Part 3: Day of procedure

ICL IMPLANTATION
This takes about 20 minutes and is performed at our own Day surgical centre.

  • Dilating eyedrops would be applied before the procedure.
  • You have the choice for the implantation to be performed under local anaesthetic eye drops alone or combined with oral or intravenous sedation. For those who prefer you can have it done under general anaesthetic. The procedure is not uncomfortable or painful. This should be decided at time of first consult.

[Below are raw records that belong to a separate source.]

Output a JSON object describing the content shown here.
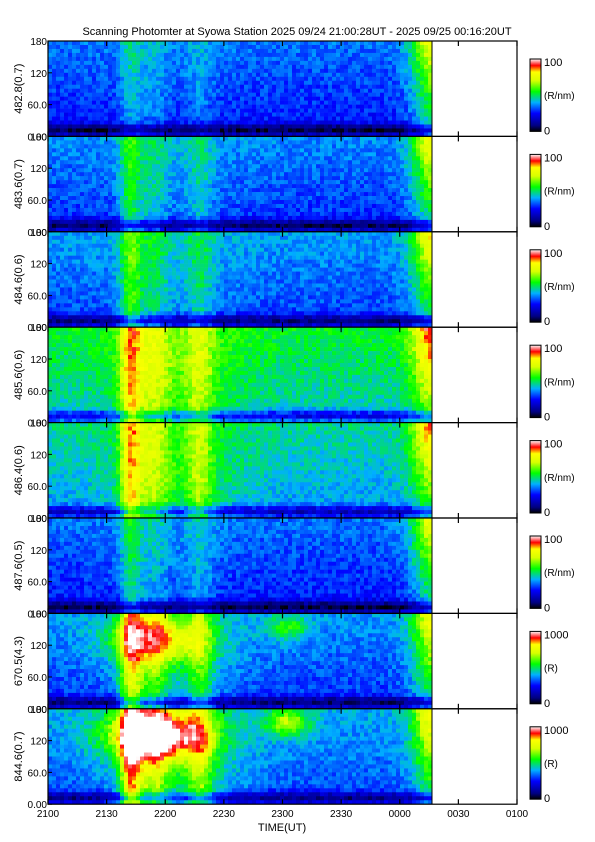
{
  "chart_data": {
    "type": "heatmap",
    "title": "Scanning Photomter at Syowa Station  2025 09/24 21:00:28UT - 2025 09/25 00:16:20UT",
    "xlabel": "TIME(UT)",
    "x_ticks": [
      "2100",
      "2130",
      "2200",
      "2230",
      "2300",
      "2330",
      "0000",
      "0030",
      "0100"
    ],
    "y_ticks": [
      "0.00",
      "60.0",
      "120",
      "180"
    ],
    "ylim": [
      0,
      180
    ],
    "data_end_label": "00:16:20UT",
    "panels": [
      {
        "ylabel": "482.8(0.7)",
        "cbar_max": "100",
        "cbar_min": "0",
        "unit": "(R/nm)",
        "base": 0.3,
        "event": 0.2,
        "greens": 0.05,
        "sat": 0.0
      },
      {
        "ylabel": "483.6(0.7)",
        "cbar_max": "100",
        "cbar_min": "0",
        "unit": "(R/nm)",
        "base": 0.32,
        "event": 0.35,
        "greens": 0.1,
        "sat": 0.0
      },
      {
        "ylabel": "484.6(0.6)",
        "cbar_max": "100",
        "cbar_min": "0",
        "unit": "(R/nm)",
        "base": 0.34,
        "event": 0.4,
        "greens": 0.12,
        "sat": 0.0
      },
      {
        "ylabel": "485.6(0.6)",
        "cbar_max": "100",
        "cbar_min": "0",
        "unit": "(R/nm)",
        "base": 0.48,
        "event": 0.55,
        "greens": 0.3,
        "sat": 0.0
      },
      {
        "ylabel": "486.4(0.6)",
        "cbar_max": "100",
        "cbar_min": "0",
        "unit": "(R/nm)",
        "base": 0.42,
        "event": 0.6,
        "greens": 0.35,
        "sat": 0.0
      },
      {
        "ylabel": "487.6(0.5)",
        "cbar_max": "100",
        "cbar_min": "0",
        "unit": "(R/nm)",
        "base": 0.3,
        "event": 0.3,
        "greens": 0.08,
        "sat": 0.0
      },
      {
        "ylabel": "670.5(4.3)",
        "cbar_max": "1000",
        "cbar_min": "0",
        "unit": "(R)",
        "base": 0.33,
        "event": 0.65,
        "greens": 0.25,
        "sat": 0.65
      },
      {
        "ylabel": "844.6(0.7)",
        "cbar_max": "1000",
        "cbar_min": "0",
        "unit": "(R)",
        "base": 0.35,
        "event": 0.75,
        "greens": 0.45,
        "sat": 1.0
      }
    ]
  }
}
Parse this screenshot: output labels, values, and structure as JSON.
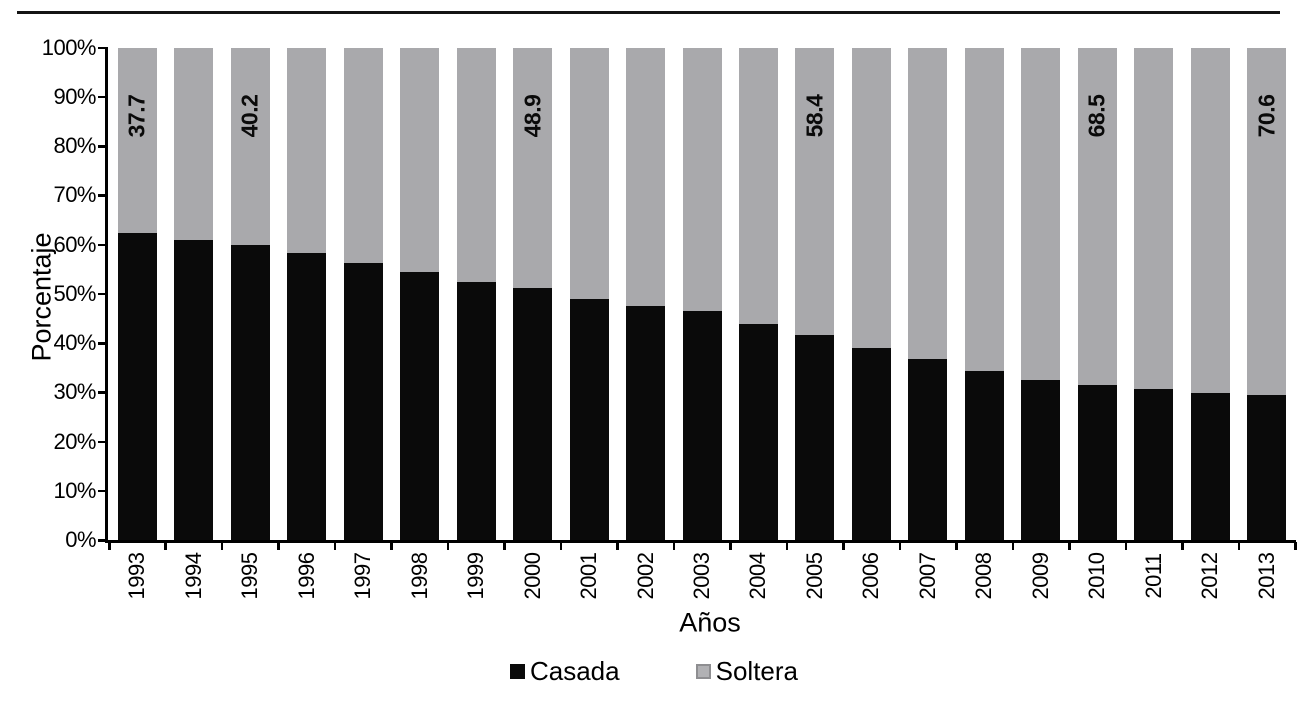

  • You will be lying down during the procedure. It is a relaxed atmosphere and you can communicate with the doctor. You will be told to stay fairly still only during certain parts of the procedure.
  • You do not have to worry about your eyes blinking or moving during the procedure
  • Iodine is used to keep your eye sterile
  • A small drape keeps your eye clean
  • A small incision is made in the cornea-scleral junction
  • The ICL is Inserted of your eye between the iris (the colored part of your eye) and the natural lens
  • The small incision acts like a self sealing valve and usually no stitches are necessary
  • Following surgery, you will use antibiotic drops for 2 weeks. The day after surgery, you will return to the clinic for a follow-up visit.